Arvind Gopinath (Max Planck Institute ), Raghunath Chelakkot (Harvard University), Tobias Schneider (MPIDS)

Hydrodynamics of Swimming Microorganisms

Tue 4:20 - 5:40

Barus-Holley 191

We study the dynamics and oscillatory motions of active, self-propelled, Brownian particles that are connected together to form a connected filament subject to local frictional forces that arise from the ambient medium. When the frictional chain is prevented from translating freely by anchoring one end, we find that tuning the boundary condition enables is to obtain stable deformation modes. Specifically, a clamped end reproduces the graceful beating motions of flagella. On the other hand when the filament is anchored via a frictionless pivot, we obtain a transition from flagella-like beating to steadily rotating tight coils. For very long filaments, excluded volume interactions result in loopy, meandering conformations.
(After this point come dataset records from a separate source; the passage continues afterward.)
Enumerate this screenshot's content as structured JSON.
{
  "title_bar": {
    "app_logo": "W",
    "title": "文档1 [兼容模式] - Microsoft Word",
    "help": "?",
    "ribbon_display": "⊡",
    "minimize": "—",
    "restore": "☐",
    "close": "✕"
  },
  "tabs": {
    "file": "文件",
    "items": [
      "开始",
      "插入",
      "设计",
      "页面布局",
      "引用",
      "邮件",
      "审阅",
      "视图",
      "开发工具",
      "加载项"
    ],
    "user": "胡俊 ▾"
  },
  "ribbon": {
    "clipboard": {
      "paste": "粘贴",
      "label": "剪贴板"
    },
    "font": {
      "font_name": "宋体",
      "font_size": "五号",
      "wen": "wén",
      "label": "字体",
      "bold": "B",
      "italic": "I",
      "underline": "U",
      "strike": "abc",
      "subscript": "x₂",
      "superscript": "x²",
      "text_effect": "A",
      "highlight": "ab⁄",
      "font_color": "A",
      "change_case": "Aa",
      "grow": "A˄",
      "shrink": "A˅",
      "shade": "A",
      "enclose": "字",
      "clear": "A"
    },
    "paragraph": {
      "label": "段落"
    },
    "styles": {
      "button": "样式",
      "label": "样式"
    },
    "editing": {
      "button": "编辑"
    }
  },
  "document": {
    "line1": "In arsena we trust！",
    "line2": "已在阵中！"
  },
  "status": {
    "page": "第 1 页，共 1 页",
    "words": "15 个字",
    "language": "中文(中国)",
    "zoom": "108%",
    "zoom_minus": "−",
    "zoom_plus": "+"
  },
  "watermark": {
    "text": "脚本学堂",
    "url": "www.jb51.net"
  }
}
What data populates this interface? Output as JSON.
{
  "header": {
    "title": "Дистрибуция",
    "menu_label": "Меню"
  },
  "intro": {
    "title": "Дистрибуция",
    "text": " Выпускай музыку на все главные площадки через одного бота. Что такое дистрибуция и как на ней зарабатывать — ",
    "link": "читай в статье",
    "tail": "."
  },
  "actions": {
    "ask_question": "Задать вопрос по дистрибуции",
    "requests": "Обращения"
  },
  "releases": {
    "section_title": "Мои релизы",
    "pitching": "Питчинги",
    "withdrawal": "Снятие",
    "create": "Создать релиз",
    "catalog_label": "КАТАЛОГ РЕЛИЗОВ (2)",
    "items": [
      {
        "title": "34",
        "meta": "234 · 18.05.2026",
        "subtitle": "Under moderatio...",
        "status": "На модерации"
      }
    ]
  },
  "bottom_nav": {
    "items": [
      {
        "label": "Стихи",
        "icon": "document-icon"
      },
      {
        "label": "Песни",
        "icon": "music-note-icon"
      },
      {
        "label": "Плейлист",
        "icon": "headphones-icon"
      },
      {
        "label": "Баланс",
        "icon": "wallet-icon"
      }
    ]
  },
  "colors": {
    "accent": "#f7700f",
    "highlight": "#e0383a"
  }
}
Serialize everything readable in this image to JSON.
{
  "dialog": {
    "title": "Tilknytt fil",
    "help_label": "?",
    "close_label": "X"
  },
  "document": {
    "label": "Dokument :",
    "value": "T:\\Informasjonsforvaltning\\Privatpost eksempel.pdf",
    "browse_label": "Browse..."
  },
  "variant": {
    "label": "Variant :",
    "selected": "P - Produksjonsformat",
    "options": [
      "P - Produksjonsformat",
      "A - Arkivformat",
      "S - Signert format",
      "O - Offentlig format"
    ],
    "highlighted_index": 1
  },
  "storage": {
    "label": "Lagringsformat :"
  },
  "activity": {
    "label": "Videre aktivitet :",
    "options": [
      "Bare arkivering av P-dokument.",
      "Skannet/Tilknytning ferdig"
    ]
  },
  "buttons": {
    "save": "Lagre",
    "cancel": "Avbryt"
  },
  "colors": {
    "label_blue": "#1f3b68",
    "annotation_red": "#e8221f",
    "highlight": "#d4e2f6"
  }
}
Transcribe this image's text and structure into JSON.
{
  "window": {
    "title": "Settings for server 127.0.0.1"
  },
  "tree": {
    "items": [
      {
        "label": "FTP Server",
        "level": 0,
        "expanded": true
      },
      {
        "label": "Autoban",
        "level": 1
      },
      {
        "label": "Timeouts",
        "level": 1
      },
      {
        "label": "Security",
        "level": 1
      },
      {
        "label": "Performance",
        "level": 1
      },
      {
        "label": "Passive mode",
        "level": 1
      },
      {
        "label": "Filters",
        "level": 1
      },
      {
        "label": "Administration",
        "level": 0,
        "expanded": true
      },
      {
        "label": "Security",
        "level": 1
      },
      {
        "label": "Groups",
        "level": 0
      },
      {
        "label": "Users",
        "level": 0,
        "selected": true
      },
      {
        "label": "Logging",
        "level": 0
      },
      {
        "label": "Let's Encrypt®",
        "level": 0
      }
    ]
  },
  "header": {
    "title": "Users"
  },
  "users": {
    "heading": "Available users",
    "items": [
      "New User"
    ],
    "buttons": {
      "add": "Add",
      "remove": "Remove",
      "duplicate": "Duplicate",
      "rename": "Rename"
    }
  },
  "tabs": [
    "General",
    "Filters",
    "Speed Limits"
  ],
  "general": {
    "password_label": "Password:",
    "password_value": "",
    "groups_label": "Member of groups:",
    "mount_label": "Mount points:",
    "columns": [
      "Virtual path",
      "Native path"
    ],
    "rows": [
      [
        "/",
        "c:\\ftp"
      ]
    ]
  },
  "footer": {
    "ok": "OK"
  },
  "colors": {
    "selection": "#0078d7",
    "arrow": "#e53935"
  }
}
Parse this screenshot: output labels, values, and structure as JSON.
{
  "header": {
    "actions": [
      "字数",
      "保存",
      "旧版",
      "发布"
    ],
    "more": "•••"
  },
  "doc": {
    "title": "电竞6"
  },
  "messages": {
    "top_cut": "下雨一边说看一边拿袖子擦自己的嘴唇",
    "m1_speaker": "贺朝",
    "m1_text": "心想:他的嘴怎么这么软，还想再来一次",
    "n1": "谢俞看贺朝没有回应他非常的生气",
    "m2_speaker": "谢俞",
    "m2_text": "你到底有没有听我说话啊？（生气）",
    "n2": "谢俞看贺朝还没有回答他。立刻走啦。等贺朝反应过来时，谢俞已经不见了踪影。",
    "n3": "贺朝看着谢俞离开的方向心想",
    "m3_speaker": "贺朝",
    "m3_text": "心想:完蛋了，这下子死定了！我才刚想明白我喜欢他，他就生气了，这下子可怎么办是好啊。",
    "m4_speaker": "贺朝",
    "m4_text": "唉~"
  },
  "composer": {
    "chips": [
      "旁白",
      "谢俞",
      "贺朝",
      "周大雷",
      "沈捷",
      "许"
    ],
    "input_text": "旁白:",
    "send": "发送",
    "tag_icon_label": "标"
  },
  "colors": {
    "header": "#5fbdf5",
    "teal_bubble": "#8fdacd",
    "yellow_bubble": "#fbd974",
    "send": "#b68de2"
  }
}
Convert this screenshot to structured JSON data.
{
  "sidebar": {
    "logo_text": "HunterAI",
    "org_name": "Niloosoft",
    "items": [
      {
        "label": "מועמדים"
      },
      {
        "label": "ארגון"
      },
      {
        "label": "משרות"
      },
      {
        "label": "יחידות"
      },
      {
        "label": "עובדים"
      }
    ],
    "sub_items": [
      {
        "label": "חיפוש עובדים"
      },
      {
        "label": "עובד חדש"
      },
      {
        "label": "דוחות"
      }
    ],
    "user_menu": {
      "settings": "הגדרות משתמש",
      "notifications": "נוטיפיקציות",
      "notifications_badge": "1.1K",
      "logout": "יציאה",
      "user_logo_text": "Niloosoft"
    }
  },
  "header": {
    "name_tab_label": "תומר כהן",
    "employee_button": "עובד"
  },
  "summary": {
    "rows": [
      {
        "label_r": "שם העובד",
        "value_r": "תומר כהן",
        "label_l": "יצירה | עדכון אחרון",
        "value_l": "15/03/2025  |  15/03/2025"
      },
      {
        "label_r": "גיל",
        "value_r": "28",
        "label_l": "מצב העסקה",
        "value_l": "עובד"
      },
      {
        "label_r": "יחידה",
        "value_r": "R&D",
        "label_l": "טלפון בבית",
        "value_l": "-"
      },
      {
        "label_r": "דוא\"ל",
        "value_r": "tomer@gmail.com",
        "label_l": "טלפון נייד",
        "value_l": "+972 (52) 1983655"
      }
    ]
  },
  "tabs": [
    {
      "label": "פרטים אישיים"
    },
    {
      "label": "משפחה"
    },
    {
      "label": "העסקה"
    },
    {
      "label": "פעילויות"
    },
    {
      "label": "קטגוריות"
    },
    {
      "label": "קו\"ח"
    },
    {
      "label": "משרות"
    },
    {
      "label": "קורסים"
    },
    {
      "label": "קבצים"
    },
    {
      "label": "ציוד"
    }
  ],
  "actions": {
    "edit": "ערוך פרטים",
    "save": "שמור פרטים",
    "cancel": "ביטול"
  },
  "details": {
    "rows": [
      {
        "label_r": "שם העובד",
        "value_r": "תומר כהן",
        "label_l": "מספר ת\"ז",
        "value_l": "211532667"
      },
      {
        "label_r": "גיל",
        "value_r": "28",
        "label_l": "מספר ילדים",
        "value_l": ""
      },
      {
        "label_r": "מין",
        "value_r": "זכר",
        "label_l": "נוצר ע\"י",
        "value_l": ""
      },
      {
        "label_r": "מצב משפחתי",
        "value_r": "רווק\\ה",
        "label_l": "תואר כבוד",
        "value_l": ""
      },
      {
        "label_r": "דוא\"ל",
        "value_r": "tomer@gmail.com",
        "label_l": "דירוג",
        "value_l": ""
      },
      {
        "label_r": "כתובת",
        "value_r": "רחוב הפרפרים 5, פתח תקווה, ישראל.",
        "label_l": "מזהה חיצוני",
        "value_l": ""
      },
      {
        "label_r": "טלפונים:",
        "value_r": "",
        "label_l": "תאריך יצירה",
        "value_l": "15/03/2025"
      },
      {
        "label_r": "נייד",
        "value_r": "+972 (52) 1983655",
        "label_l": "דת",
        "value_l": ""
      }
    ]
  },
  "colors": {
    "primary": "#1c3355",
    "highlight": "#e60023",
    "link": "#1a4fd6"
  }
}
Strong noise in the system disrupts the regularity of the oscillations. Relaxing the constraint at the anchored end and allowing for the chain to translate yields an autonomous self propulsive chain. The interplay between friction (dissipation), polarity (active forcing) and elasticity (bending) yields a spectrum of motile shapes with tunable efficiencies. We use a combination of detailed numerical simulations, mean-field scaling analysis, non-linear bifurcation theory and classical passage time theory to demarcate the phase diagram as a function of the filament length, passive elasticity, propulsion force and noise. In contrast to most studies of locomotion at low Reynolds number which prescribe the shape of the organism (typically as a slender filament with prescribed kinematics), the nature of our chain allows is to prescribe the active forces locally, and calculate the resulting shapes. Additionally these results provide a framework to interpret the dynamics of animated flexible filaments in the active cytoskeleton.